Modern operating systems and language runtimes provide access to cryptographically secure pseudo-random number generators (CSPRNGs). These are designed to produce unpredictable outputs suitable for security purposes. The vulnerability arises when developers use non-cryptographic PRNGs (like Python’s random module, Java’s java.util.Random, or Math.random() in JS/PHP) for generating security-sensitive values. The fix is to always use the system’s CSPRNG for anything security-related.
  • Python
  • Java
  • .NET(C#)
  • PHP
  • Node.js
  • Ruby

Framework Context

Using the standard random module for security tokens instead of secrets or os.urandom.

Vulnerable Scenario 1: Predictable Session ID

# custom_session_backend.py
import random
import string

def generate_session_id():
    # DANGEROUS: random.choice uses Mersenne Twister, a non-cryptographic PRNG.
    # Its output can be predicted after observing enough previous outputs.
    length = 32
    chars = string.ascii_letters + string.digits
    return ''.join(random.choice(chars) for _ in range(length))

Vulnerable Scenario 2: Predictable Password Reset Token

# accounts/utils.py
import random
import time

def generate_reset_token():
    # DANGEROUS: Seeding with time makes the output somewhat predictable,
    # especially if the attacker knows roughly when the token was generated.
    # Even without time, `random.randint` is not cryptographically secure.
    random.seed(time.time())
    return str(random.randint(1000000000, 9999999999))

Mitigation and Best Practices

Use the secrets module (Python 3.6+) for generating tokens, keys, etc.

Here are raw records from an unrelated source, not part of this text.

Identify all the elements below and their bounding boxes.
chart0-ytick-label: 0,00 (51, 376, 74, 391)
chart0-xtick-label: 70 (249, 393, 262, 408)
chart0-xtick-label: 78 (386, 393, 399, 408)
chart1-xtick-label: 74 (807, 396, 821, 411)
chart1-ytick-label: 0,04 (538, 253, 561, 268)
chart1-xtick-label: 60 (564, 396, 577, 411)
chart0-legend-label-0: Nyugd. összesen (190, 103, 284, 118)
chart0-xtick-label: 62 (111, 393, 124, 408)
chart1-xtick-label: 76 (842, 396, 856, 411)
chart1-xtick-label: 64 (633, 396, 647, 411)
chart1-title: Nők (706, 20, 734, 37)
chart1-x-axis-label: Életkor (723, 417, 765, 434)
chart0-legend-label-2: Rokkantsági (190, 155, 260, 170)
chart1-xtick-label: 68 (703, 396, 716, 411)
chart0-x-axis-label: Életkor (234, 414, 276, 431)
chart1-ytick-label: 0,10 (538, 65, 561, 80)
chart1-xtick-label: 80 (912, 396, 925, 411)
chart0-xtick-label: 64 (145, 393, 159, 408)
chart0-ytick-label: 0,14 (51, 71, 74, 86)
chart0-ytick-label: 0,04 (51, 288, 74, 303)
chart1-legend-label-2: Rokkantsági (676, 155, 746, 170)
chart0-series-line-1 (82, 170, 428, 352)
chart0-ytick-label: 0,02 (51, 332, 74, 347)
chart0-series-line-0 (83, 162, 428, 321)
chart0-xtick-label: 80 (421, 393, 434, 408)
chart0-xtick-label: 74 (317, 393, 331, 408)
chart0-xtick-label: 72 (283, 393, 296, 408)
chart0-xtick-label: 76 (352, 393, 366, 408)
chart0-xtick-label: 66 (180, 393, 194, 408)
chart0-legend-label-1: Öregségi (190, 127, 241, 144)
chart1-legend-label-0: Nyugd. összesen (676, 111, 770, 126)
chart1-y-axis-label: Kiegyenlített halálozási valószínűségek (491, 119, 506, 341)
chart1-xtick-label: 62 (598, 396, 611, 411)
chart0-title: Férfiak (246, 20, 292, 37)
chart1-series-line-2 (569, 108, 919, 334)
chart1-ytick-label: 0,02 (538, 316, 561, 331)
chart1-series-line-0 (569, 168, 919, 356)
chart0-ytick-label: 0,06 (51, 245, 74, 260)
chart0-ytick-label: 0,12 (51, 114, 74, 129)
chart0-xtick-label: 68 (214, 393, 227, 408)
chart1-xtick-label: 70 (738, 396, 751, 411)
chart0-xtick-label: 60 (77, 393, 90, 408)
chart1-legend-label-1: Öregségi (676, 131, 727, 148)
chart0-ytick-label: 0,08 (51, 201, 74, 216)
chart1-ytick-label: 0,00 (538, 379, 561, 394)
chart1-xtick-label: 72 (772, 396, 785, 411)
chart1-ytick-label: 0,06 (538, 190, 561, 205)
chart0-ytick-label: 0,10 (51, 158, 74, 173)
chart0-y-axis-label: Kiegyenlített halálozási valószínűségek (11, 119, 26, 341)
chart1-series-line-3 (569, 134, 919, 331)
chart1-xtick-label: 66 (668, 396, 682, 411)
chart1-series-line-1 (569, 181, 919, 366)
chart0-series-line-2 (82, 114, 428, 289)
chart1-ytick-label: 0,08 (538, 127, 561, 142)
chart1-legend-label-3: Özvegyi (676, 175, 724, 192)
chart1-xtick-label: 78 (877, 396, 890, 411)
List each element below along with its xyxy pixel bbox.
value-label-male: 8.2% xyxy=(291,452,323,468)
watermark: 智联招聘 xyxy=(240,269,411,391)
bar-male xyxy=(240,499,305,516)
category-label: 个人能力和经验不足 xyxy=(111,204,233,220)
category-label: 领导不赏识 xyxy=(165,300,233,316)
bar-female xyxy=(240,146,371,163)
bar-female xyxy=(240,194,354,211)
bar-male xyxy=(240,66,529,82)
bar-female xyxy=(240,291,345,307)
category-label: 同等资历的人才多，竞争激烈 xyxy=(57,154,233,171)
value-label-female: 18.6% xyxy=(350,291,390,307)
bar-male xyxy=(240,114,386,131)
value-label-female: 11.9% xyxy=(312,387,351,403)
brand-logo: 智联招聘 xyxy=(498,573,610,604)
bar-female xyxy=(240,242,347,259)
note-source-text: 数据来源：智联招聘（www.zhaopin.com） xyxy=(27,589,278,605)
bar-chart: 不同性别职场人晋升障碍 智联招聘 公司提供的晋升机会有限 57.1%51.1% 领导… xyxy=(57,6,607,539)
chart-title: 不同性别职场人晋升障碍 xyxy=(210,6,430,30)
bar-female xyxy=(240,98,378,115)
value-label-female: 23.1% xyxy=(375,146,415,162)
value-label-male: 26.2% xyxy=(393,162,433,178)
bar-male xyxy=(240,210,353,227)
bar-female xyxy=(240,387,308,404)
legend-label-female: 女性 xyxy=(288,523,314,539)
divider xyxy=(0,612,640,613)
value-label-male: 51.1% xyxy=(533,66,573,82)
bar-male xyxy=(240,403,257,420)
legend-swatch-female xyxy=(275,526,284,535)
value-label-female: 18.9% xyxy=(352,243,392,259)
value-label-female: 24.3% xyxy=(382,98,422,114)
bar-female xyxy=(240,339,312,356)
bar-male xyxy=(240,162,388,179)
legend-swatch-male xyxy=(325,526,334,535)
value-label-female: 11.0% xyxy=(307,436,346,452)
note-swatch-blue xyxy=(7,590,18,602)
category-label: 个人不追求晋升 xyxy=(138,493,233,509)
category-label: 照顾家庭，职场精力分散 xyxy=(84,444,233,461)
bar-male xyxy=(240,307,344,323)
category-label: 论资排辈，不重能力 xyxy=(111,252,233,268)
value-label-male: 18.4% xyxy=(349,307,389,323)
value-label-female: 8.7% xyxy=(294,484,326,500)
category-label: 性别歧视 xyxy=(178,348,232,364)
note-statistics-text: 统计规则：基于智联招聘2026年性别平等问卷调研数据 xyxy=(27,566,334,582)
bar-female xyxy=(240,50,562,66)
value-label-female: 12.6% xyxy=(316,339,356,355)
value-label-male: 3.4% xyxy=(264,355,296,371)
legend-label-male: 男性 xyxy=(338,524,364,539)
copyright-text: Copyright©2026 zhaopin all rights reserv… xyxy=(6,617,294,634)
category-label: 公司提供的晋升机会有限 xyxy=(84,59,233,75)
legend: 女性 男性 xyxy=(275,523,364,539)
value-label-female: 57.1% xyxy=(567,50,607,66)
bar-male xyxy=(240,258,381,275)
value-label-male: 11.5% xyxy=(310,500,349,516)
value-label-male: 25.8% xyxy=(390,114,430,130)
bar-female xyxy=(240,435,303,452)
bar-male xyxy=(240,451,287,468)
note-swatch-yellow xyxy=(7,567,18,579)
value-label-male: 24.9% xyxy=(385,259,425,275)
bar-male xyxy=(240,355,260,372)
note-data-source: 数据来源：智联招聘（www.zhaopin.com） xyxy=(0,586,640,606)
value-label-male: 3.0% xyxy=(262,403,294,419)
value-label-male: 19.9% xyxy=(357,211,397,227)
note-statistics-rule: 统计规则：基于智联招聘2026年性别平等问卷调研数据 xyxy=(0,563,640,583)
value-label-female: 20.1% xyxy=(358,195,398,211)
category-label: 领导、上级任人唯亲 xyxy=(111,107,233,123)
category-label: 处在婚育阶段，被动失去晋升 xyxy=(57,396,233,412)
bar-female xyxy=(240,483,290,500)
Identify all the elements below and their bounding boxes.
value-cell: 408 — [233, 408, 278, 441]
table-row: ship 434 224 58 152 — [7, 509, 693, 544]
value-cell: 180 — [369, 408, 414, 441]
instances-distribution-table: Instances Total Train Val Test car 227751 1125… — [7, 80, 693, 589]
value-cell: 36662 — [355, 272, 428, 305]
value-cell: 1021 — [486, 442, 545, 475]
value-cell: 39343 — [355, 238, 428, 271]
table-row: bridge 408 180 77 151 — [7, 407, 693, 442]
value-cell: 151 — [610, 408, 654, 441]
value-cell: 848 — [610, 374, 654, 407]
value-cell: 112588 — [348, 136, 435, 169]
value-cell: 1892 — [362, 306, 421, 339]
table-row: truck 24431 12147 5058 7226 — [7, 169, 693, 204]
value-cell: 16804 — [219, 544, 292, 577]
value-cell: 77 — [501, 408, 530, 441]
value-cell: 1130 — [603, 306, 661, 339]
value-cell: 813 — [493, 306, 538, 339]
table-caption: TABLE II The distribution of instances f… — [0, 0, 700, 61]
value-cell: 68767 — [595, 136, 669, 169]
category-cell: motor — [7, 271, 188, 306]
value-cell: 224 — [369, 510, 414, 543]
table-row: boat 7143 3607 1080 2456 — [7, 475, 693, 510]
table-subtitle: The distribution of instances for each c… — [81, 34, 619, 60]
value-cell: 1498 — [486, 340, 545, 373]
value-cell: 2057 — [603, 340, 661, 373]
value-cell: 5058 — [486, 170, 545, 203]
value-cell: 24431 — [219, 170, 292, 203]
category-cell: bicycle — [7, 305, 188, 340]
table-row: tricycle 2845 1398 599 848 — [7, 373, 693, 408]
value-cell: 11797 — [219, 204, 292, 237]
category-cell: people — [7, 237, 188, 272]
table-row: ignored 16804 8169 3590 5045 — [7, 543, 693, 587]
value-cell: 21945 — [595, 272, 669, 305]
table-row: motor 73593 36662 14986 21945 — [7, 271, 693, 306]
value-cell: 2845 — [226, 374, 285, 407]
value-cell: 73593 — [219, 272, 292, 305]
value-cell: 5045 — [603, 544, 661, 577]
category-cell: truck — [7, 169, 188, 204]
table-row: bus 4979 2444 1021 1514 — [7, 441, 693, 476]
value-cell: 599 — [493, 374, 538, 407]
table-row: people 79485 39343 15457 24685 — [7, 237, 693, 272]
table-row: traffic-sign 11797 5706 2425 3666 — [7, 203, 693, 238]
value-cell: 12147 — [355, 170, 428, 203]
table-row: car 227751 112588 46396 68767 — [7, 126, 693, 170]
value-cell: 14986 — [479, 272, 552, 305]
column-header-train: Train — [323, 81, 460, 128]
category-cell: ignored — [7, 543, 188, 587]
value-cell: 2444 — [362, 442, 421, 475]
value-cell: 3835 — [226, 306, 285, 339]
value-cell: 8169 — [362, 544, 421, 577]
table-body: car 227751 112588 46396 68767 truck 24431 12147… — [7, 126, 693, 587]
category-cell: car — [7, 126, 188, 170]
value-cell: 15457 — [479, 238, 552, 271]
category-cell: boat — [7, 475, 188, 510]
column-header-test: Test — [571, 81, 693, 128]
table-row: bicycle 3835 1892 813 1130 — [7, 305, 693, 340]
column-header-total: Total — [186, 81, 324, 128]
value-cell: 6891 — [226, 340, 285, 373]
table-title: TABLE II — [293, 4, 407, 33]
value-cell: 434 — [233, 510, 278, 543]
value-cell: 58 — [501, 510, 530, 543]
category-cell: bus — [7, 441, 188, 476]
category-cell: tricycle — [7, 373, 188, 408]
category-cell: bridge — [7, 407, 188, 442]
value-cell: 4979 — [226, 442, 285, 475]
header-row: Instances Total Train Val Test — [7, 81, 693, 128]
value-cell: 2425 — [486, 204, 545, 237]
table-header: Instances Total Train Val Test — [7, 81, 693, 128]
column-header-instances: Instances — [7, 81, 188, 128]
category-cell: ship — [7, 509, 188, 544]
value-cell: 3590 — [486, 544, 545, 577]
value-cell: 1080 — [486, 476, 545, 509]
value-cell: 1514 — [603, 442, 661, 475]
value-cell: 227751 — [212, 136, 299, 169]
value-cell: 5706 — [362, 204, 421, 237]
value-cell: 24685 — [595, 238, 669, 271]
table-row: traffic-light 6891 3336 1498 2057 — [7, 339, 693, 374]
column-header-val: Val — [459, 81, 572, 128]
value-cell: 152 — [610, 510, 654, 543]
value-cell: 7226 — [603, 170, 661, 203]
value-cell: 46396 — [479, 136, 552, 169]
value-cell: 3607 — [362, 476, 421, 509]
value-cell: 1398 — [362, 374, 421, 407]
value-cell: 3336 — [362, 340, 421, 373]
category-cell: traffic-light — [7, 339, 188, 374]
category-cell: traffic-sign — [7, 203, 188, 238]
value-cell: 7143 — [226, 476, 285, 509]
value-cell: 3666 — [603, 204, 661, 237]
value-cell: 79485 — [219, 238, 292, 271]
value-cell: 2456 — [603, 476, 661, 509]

For generating random bytes (e.g., salts, IVs), use os.urandom().

Secure Code Example

# custom_session_backend.py (Secure)
import secrets
import string

def generate_session_id():
    # SECURE: secrets.choice uses os.urandom() or equivalent CSPRNG.
    length = 32
    chars = string.ascii_letters + string.digits
    return ''.join(secrets.choice(chars) for _ in range(length))

# accounts/utils.py (Secure)
import secrets

def generate_reset_token():
    # SECURE: Generates a cryptographically strong URL-safe text string.
    return secrets.token_urlsafe(32) # e.g., 32 bytes gives ~43 chars

Testing Strategy

Review code for usage of the random module. Ensure any security-sensitive value generation uses secrets or os.urandom. Static analysis tools can often detect use of weak PRNGs.